Members of the Sackler family—the mega art donors and billionaire owners of Purdue Pharma, maker of oxycontin—have once again reached a deal after their previous bankruptcy settlement, which would have granted the family immunity from the over-800 civil lawsuits filed against them in exchange for $4.5bn in payments, was overturned last December. The new agreement would also allow any museum or organisation in the US that currently bears the Sackler name to remove it without consequence.
In recent years, a slew of museums have been steadily distancing themselves from members of the Sackler family who intentionally misled doctors and the public about the addictive nature of oxycontin, fueling the opioid epidemic and growing tremendously wealthy in the process, and whose mammoth donations led to eponymous wings and galleries in cultural spaces throughout the world.

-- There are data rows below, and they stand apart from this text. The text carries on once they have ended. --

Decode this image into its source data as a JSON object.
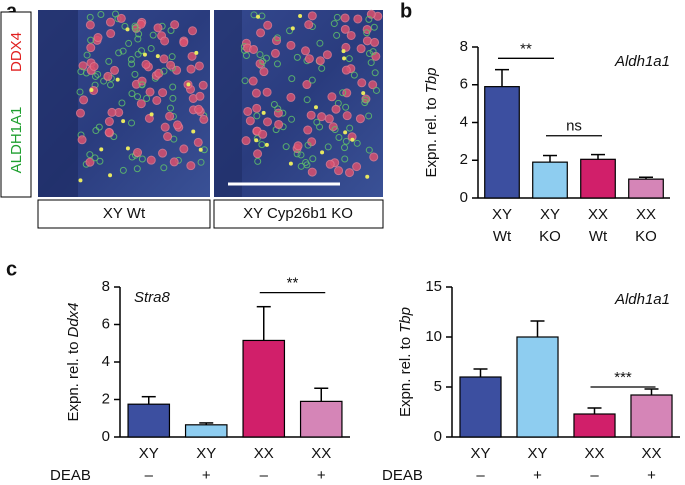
{
  "figure": {
    "panel_labels": [
      "a",
      "b",
      "c"
    ],
    "stains": [
      "DDX4",
      "ALDH1A1"
    ],
    "image_captions": [
      "XY Wt",
      "XY Cyp26b1 KO"
    ]
  },
  "chart_data": [
    {
      "type": "bar",
      "annotation": "Aldh1a1",
      "y_label": [
        "Expn. rel. to",
        "Tbp"
      ],
      "categories": [
        "XY",
        "XY",
        "XX",
        "XX"
      ],
      "sublabels": [
        "Wt",
        "KO",
        "Wt",
        "KO"
      ],
      "values": [
        5.9,
        1.9,
        2.05,
        1.0
      ],
      "errors": [
        0.9,
        0.35,
        0.25,
        0.1
      ],
      "colors": [
        "#3c4fa0",
        "#8ecdf0",
        "#d11f6a",
        "#d585b7"
      ],
      "ylim": [
        0,
        8
      ],
      "yticks": [
        0,
        2,
        4,
        6,
        8
      ],
      "significance": [
        {
          "label": "**",
          "from": 0,
          "to": 1,
          "y": 7.4
        },
        {
          "label": "ns",
          "from": 1,
          "to": 2,
          "y": 3.3
        }
      ]
    },
    {
      "type": "bar",
      "annotation": "Stra8",
      "y_label": [
        "Expn. rel. to",
        "Ddx4"
      ],
      "categories": [
        "XY",
        "XY",
        "XX",
        "XX"
      ],
      "row_label": "DEAB",
      "sublabels": [
        "–",
        "+",
        "–",
        "+"
      ],
      "values": [
        1.75,
        0.65,
        5.15,
        1.9
      ],
      "errors": [
        0.4,
        0.1,
        1.8,
        0.7
      ],
      "colors": [
        "#3c4fa0",
        "#8ecdf0",
        "#d11f6a",
        "#d585b7"
      ],
      "ylim": [
        0,
        8
      ],
      "yticks": [
        0,
        2,
        4,
        6,
        8
      ],
      "significance": [
        {
          "label": "**",
          "from": 2,
          "to": 3,
          "y": 7.7
        }
      ]
    },
    {
      "type": "bar",
      "annotation": "Aldh1a1",
      "y_label": [
        "Expn. rel. to",
        "Tbp"
      ],
      "categories": [
        "XY",
        "XY",
        "XX",
        "XX"
      ],
      "row_label": "DEAB",
      "sublabels": [
        "–",
        "+",
        "–",
        "+"
      ],
      "values": [
        6.0,
        10.0,
        2.3,
        4.2
      ],
      "errors": [
        0.8,
        1.6,
        0.6,
        0.6
      ],
      "colors": [
        "#3c4fa0",
        "#8ecdf0",
        "#d11f6a",
        "#d585b7"
      ],
      "ylim": [
        0,
        15
      ],
      "yticks": [
        0,
        5,
        10,
        15
      ],
      "significance": [
        {
          "label": "***",
          "from": 2,
          "to": 3,
          "y": 5.0
        }
      ]
    }
  ]
}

The terms of some of those donations had prevented some institutions from removing the family's name from display, despite public outcry and protests.

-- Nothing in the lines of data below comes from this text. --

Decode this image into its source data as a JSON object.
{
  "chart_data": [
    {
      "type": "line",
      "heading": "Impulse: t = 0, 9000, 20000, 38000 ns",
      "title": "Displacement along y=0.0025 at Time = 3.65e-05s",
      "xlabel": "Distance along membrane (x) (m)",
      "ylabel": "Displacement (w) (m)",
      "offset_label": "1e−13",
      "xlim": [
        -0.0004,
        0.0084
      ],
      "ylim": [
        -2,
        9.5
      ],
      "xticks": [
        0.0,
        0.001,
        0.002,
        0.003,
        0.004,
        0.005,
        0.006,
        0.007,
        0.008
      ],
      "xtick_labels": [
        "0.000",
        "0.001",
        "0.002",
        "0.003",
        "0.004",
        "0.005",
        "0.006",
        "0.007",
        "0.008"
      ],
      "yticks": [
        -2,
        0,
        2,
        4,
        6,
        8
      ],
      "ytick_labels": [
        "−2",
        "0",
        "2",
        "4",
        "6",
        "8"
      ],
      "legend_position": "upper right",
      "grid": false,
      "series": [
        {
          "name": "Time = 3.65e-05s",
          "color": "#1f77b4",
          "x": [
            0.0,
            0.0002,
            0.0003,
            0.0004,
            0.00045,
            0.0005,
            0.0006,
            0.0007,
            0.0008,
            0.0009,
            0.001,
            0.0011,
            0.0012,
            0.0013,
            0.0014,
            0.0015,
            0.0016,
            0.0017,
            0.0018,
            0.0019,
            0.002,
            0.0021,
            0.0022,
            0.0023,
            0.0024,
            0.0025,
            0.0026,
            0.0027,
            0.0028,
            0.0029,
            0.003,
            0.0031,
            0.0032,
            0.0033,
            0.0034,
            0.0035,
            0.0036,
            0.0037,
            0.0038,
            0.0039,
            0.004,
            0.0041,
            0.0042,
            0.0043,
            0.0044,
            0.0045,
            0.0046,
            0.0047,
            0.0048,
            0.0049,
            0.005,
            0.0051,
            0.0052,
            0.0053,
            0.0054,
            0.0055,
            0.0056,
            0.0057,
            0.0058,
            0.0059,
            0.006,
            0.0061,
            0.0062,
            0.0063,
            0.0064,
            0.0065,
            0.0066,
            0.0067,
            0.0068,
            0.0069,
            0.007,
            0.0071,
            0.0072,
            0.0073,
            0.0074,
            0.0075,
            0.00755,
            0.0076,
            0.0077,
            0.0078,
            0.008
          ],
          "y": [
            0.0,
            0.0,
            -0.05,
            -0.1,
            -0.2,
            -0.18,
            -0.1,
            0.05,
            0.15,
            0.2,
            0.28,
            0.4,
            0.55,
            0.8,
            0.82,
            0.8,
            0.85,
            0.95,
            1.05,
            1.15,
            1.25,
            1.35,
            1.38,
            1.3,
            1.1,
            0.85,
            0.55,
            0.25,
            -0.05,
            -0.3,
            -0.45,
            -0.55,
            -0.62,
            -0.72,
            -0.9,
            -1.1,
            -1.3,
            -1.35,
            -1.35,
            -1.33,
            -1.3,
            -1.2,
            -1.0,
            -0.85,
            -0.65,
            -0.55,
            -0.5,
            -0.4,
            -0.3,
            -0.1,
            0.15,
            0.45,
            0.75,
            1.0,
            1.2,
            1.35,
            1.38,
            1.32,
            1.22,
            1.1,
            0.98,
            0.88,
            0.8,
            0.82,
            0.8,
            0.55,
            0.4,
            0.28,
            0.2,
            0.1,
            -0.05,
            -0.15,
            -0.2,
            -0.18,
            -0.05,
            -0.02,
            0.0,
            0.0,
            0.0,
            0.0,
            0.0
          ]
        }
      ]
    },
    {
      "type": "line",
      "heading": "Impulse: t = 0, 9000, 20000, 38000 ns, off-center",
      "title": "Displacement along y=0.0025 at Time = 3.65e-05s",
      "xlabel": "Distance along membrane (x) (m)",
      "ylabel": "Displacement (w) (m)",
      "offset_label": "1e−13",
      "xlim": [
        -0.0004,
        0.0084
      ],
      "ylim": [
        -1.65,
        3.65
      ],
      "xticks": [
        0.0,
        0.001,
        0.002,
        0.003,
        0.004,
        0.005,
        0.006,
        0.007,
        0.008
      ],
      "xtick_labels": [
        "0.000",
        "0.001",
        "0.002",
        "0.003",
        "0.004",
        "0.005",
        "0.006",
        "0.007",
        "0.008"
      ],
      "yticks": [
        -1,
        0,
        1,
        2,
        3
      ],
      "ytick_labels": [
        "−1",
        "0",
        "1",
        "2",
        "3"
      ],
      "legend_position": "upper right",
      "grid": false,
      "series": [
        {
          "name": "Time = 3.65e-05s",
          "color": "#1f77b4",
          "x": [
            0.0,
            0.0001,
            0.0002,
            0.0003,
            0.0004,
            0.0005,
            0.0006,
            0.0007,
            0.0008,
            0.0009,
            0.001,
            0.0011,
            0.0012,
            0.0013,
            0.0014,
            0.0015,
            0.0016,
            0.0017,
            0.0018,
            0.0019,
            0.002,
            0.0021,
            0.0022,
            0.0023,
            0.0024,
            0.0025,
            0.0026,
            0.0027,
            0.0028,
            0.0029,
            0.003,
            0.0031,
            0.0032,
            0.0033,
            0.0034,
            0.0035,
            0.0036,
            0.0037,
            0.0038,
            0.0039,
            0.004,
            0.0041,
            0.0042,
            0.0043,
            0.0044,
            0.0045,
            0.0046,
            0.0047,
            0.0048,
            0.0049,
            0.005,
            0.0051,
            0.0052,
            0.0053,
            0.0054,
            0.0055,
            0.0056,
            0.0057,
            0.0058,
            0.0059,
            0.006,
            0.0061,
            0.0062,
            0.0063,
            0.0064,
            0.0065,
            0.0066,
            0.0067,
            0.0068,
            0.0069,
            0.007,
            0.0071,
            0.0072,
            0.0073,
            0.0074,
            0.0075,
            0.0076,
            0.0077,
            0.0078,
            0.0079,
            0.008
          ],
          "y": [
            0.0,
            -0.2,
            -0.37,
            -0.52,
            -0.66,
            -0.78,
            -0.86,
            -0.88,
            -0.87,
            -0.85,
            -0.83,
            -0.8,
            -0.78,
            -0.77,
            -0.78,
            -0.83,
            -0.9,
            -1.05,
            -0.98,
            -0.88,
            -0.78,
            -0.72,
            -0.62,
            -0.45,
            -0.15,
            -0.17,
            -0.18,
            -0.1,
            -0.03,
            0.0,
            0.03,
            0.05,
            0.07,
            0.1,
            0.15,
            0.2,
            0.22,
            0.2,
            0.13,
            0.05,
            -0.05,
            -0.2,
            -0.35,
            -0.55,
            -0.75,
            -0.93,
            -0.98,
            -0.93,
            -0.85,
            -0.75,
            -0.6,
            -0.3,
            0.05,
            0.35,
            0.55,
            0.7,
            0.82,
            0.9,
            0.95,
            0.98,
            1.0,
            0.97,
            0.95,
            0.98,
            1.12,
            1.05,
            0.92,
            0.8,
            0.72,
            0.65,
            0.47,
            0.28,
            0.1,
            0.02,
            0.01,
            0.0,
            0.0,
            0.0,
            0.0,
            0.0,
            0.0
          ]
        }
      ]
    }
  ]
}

If the new agreement is approved by a judge, members of the Sackler family could pay as much as $6bn to help communities harmed by the opioid epidemic, and though they would not be protected from criminal prosecutions, it would still bring an end to the current and future civil claims brought against them.
As stated in the agreement, the Sackler family will “allow any institution or organisation in the United States to remove the Sackler name from physical facilities and academic, medical, and cultural programs, scholarships, endowments, and the like”, with a few stipulations: the institution must provide “the Sackler family with 45 days’ confidential notice of its intention to remove the Sackler name”; the institution may not announce the name removal in a “statement that indicates that the removal of the Sackler name is pursuant to an agreement reached in the Mediation in the Purdue bankruptcy case”; and, most notably, that “any statements issued by the institution in connection with or substantially concurrent with such renaming will not disparage the Sacklers, provided that such prohibition shall not restrict any academic or similar work at such institution or organisation”.
In a statement included in the agreement, the Sackler family wrote that “while the families have acted lawfully in all respects, they sincerely regret that OxyContin, a prescription medicine that continues to help people suffering from chronic pain, unexpectedly became part of an opioid crisis that has brought grief and loss to far too many families and communities”.
Prescription Addiction Intervention Now (Pain), an organisation founded by artist Nan Goldin and whose actions were the foremost catalysts in the ongoing ostracisation of the Sacklers from the art world, responded to this statement in a tweet, calling it “horrendous” and adding, “‘Unexpectedly’? A reminder that the Sacklers internally referred to high prescribing doctors as ‘whales’ and patented software that tracked every Oxycontin pill that was prescribed around the country.”
“Opioid overdoses have been ravaging Americans for two decades,” Goldin and Pain wrote in a 2020 opinion piece for The Art Newspaper. “Half a million people have been killed by this man-made plague, the origins of which can be traced to one family, the Sacklers, and their private company, Purdue Pharma.”
The settlement now needs to be approved by judge Robert Drain, who has presided over Purdue’s ongoing bankruptcy proceedings in White Plains, New York, as well as by the US Court of Appeals. According to the New York Times, the settlement also faces a hurdle from the the US Trustee programme, a branch of the Department of Justice that oversees the administration of bankruptcy cases, and which is reportedly adamantly against the proposed immunity members of the Sackler family would benefit from if the present settlement were approved.